As the more politically minded movement groups, NGOs are also trying to create alliance formations. Questions remain about whether (and how) NGO-network formations could successfully link with social movements. And more importantly, if these formations ultimately only fulfil the state agenda of creating a manageable civil society buffer in Indian forests—a territory that has come under the influence of the radical left movement in recent years. It is possible that these groups, by taking a middle road between left-leaning movements and the state as well as advocating social reforms solely within the state framework, often occupy such a buffer space. This could end up diluting the political demands the social movements raise—especially the demand for forests as independent community owned commons. Social movements have closely worked with groups in this strata, but there are doubts whether political and tactical implications of such joint work are ever fully realized. Neo-liberal NGOs in the country are now directly targeting the ‘forest rights’ domain—a known neo-liberal think tank, Liberty Institute, is getting engaged in the implementation of the FRA.

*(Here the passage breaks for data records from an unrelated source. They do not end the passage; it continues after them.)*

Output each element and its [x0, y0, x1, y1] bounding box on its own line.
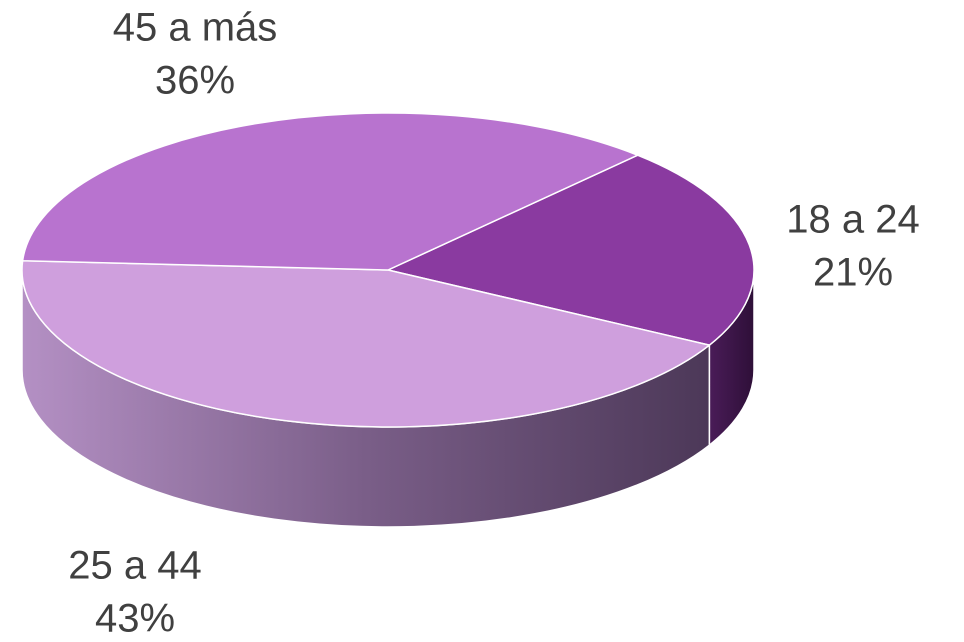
slice-value-label: 43%	[95, 597, 175, 641]
slice-label: 45 a más	[113, 6, 278, 50]
pie-slice	[21, 112, 640, 271]
slice-value-label: 21%	[813, 251, 893, 295]
slice-label: 25 a 44	[68, 544, 201, 588]
slice-label: 18 a 24	[786, 198, 919, 242]
pie-slice	[21, 259, 712, 428]
slice-value-label: 36%	[155, 59, 235, 103]
pie-slice	[385, 154, 755, 346]
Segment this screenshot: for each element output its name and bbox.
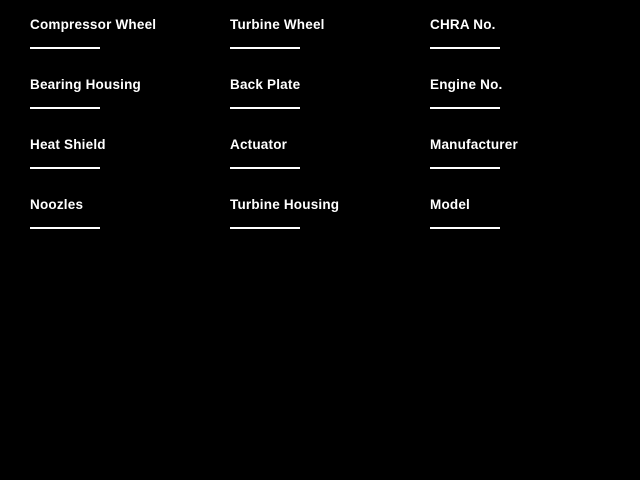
field-value-line-compressor-wheel[interactable]	[30, 47, 100, 49]
field-label-manufacturer: Manufacturer	[430, 137, 518, 152]
field-label-chra-no: CHRA No.	[430, 17, 496, 32]
field-chra-no: CHRA No.	[430, 17, 630, 77]
field-value-line-heat-shield[interactable]	[30, 167, 100, 169]
parts-form: Compressor Wheel Bearing Housing Heat Sh…	[30, 17, 630, 257]
field-value-line-actuator[interactable]	[230, 167, 300, 169]
field-value-line-noozles[interactable]	[30, 227, 100, 229]
field-manufacturer: Manufacturer	[430, 137, 630, 197]
field-value-line-manufacturer[interactable]	[430, 167, 500, 169]
field-label-bearing-housing: Bearing Housing	[30, 77, 142, 92]
field-turbine-wheel: Turbine Wheel	[230, 17, 430, 77]
field-back-plate: Back Plate	[230, 77, 430, 137]
field-label-engine-no: Engine No.	[430, 77, 503, 92]
field-label-back-plate: Back Plate	[230, 77, 301, 92]
field-noozles: Noozles	[30, 197, 230, 257]
field-value-line-back-plate[interactable]	[230, 107, 300, 109]
field-label-noozles: Noozles	[30, 197, 84, 212]
field-compressor-wheel: Compressor Wheel	[30, 17, 230, 77]
field-value-line-model[interactable]	[430, 227, 500, 229]
field-label-model: Model	[430, 197, 470, 212]
field-model: Model	[430, 197, 630, 257]
field-actuator: Actuator	[230, 137, 430, 197]
field-value-line-bearing-housing[interactable]	[30, 107, 100, 109]
field-engine-no: Engine No.	[430, 77, 630, 137]
field-label-turbine-housing: Turbine Housing	[230, 197, 340, 212]
field-value-line-chra-no[interactable]	[430, 47, 500, 49]
field-value-line-engine-no[interactable]	[430, 107, 500, 109]
field-label-turbine-wheel: Turbine Wheel	[230, 17, 325, 32]
field-value-line-turbine-housing[interactable]	[230, 227, 300, 229]
field-label-actuator: Actuator	[230, 137, 288, 152]
field-turbine-housing: Turbine Housing	[230, 197, 430, 257]
field-heat-shield: Heat Shield	[30, 137, 230, 197]
field-label-heat-shield: Heat Shield	[30, 137, 106, 152]
field-label-compressor-wheel: Compressor Wheel	[30, 17, 157, 32]
field-bearing-housing: Bearing Housing	[30, 77, 230, 137]
field-value-line-turbine-wheel[interactable]	[230, 47, 300, 49]
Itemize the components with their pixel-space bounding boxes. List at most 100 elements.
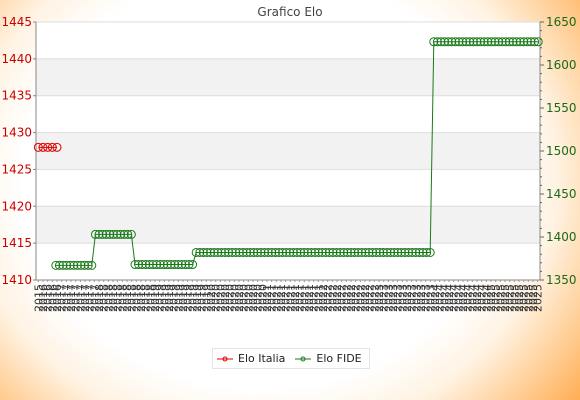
elo-fide-point xyxy=(414,247,424,257)
x-tick-label: 2021 xyxy=(312,284,325,312)
x-tick-label: 2021 xyxy=(261,284,274,312)
elo-italia-point xyxy=(47,142,57,152)
elo-fide-point xyxy=(202,247,212,257)
right-tick-label: 1500 xyxy=(546,144,577,158)
elo-fide-point xyxy=(108,229,118,239)
x-tick-label: 2023 xyxy=(424,284,437,312)
elo-fide-point xyxy=(173,260,183,270)
x-tick-label: 2024 xyxy=(462,284,475,312)
elo-fide-point xyxy=(65,260,75,270)
elo-fide-point xyxy=(332,247,342,257)
x-tick-label: 2020 xyxy=(256,284,269,312)
elo-fide-point xyxy=(522,37,532,47)
elo-fide-point xyxy=(238,247,248,257)
x-tick-label: 2015 xyxy=(32,284,45,312)
left-tick-label: 1435 xyxy=(1,89,32,103)
elo-fide-point xyxy=(368,247,378,257)
elo-italia-point xyxy=(52,142,62,152)
elo-fide-point xyxy=(101,229,111,239)
legend-item-elo-fide[interactable]: Elo FIDE xyxy=(295,352,362,365)
x-tick-label: 2019 xyxy=(163,284,176,312)
x-tick-label: 2022 xyxy=(331,284,344,312)
x-tick-label: 2023 xyxy=(387,284,400,312)
elo-fide-point xyxy=(195,247,205,257)
x-tick-label: 2017 xyxy=(70,284,83,312)
x-tick-label: 2024 xyxy=(443,284,456,312)
x-tick-label: 2020 xyxy=(233,284,246,312)
elo-fide-point xyxy=(447,37,457,47)
right-tick-label: 1350 xyxy=(546,273,577,287)
x-tick-label: 2020 xyxy=(205,284,218,312)
x-tick-label: 2020 xyxy=(210,284,223,312)
elo-fide-point xyxy=(504,37,514,47)
x-tick-label: 2019 xyxy=(154,284,167,312)
elo-fide-point xyxy=(224,247,234,257)
left-tick-label: 1415 xyxy=(1,236,32,250)
x-tick-label: 2018 xyxy=(144,284,157,312)
x-tick-label: 2022 xyxy=(350,284,363,312)
x-tick-label: 2022 xyxy=(326,284,339,312)
x-tick-label: 2020 xyxy=(238,284,251,312)
x-tick-label: 2025 xyxy=(527,284,540,312)
elo-fide-point xyxy=(465,37,475,47)
elo-fide-point xyxy=(468,37,478,47)
x-tick-label: 2023 xyxy=(420,284,433,312)
x-tick-label: 2020 xyxy=(247,284,260,312)
elo-fide-point xyxy=(105,229,115,239)
elo-fide-point xyxy=(209,247,219,257)
x-tick-label: 2018 xyxy=(126,284,139,312)
x-tick-label: 2025 xyxy=(499,284,512,312)
x-tick-label: 2016 xyxy=(51,284,64,312)
x-tick-label: 2022 xyxy=(336,284,349,312)
x-tick-label: 2024 xyxy=(452,284,465,312)
elo-fide-point xyxy=(231,247,241,257)
x-tick-label: 2018 xyxy=(116,284,129,312)
elo-fide-point xyxy=(80,260,90,270)
elo-fide-point xyxy=(152,260,162,270)
x-tick-label: 2022 xyxy=(345,284,358,312)
elo-fide-point xyxy=(245,247,255,257)
elo-fide-point xyxy=(159,260,169,270)
x-tick-label: 2020 xyxy=(214,284,227,312)
left-tick-label: 1420 xyxy=(1,199,32,213)
x-tick-label: 2022 xyxy=(364,284,377,312)
elo-fide-point xyxy=(130,260,140,270)
x-tick-label: 2025 xyxy=(532,284,545,312)
x-tick-label: 2024 xyxy=(434,284,447,312)
elo-fide-point xyxy=(472,37,482,47)
elo-fide-point xyxy=(418,247,428,257)
elo-fide-point xyxy=(87,260,97,270)
elo-fide-point xyxy=(508,37,518,47)
x-tick-label: 2023 xyxy=(415,284,428,312)
x-tick-label: 2022 xyxy=(368,284,381,312)
x-tick-label: 2018 xyxy=(112,284,125,312)
elo-fide-point xyxy=(486,37,496,47)
elo-fide-point xyxy=(440,37,450,47)
x-tick-label: 2018 xyxy=(135,284,148,312)
x-tick-label: 2017 xyxy=(88,284,101,312)
elo-fide-point xyxy=(515,37,525,47)
legend-label-elo-italia: Elo Italia xyxy=(238,352,286,365)
x-tick-label: 2022 xyxy=(354,284,367,312)
elo-fide-point xyxy=(191,247,201,257)
x-tick-label: 2019 xyxy=(149,284,162,312)
x-tick-label: 2021 xyxy=(308,284,321,312)
x-tick-label: 2017 xyxy=(79,284,92,312)
elo-fide-point xyxy=(180,260,190,270)
elo-fide-point xyxy=(533,37,543,47)
elo-italia-point xyxy=(43,142,53,152)
x-tick-label: 2021 xyxy=(284,284,297,312)
elo-fide-point xyxy=(216,247,226,257)
elo-fide-point xyxy=(155,260,165,270)
elo-fide-point xyxy=(267,247,277,257)
elo-fide-point xyxy=(375,247,385,257)
x-tick-label: 2021 xyxy=(289,284,302,312)
elo-fide-point xyxy=(126,229,136,239)
x-tick-label: 2020 xyxy=(228,284,241,312)
x-tick-label: 2018 xyxy=(130,284,143,312)
x-tick-label: 2019 xyxy=(172,284,185,312)
x-tick-label: 2025 xyxy=(494,284,507,312)
elo-fide-point xyxy=(328,247,338,257)
elo-fide-point xyxy=(422,247,432,257)
legend-item-elo-italia[interactable]: Elo Italia xyxy=(217,352,285,365)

Battling Capital and State: Challenges Ahead

The issue is not that the presence of capital in Indian forests will be louder as days pass, or that the state will further undermine and dilute the FRA for creating an investor-friendly environment. In a neo-liberal context, these are to be expected. The real issue for the movement groups is how well and quickly they perceive and internalize the political lessons that come out of the struggle for the FRA and its implementation. One lesson is that unless the movements disassociate their core political strategy from the state-run and increasingly NGO-dominated process of implementing the FRA, it is likely that they will cease to be politically visible. This visibility is already too small when considering the huge territorial sprawl of Indian forests and the diversity of communities living in those. This in turn demands that the movements formulate such political strategies first, keeping in mind a scenario where the state will no longer be open to negotiations, and the safeguards/relief provided by the FRA will gradually, if not outright, disappear. The demand for expanding the relief/safeguards in the FRA (and opposition to any attempt to undermine those) has to be strongly moored in the political realization that each influential struggle at the grassroots creates its own context. Moreover, the struggles as a body should not suffer from an uninformed and partial understanding of what a right wing neo-liberal state is really capable of doing. The key strategy should be to strengthen existing struggles at the grassroots, build up more islands of resistance, and then, link those up, first politically and then organizationally.

 

Soumitra Ghosh is associated with NBFFPFW (North Bengal Forum of Forest People and Forest Workers) and AIFFM (All India Forum of Forest Movements).
E-mail: soumitrag@gmail.com

 

(1) Adivasi is a generic term for heterogeneous indigenous peoples in India

(2) As defined in FRA, the Gram Sabha is the open assembly of all adult residents in a ‘gram’ or village. Though it is notionally convened by the Gram Panchayat, a local self-government institution at the village or small town level in India, the Gram Sabha in FRA is an independent body. It can come up in all forest areas with a population of forest-dwelling Scheduled Tribes and/or other traditional forest dwellers, irrespective of whether such forest settlements are officially recognized as villages.

(3) For information on present day Maoist Movement, see Chakrabarty. S, Red Sun, Delhi, 2009, Roy. A, ‘Walking With the Comrades’, Outlook India, http://www.outlookindia.com/article.aspx?264738, Nawlakha, G, ‘Days and Nights in the Heartland of Rebellion’, UK, 2012. For the genesis of the Maoist movement in India, see Bannejee, S, ‘In the Wake of Naxalbari’, Kolkata, 1980.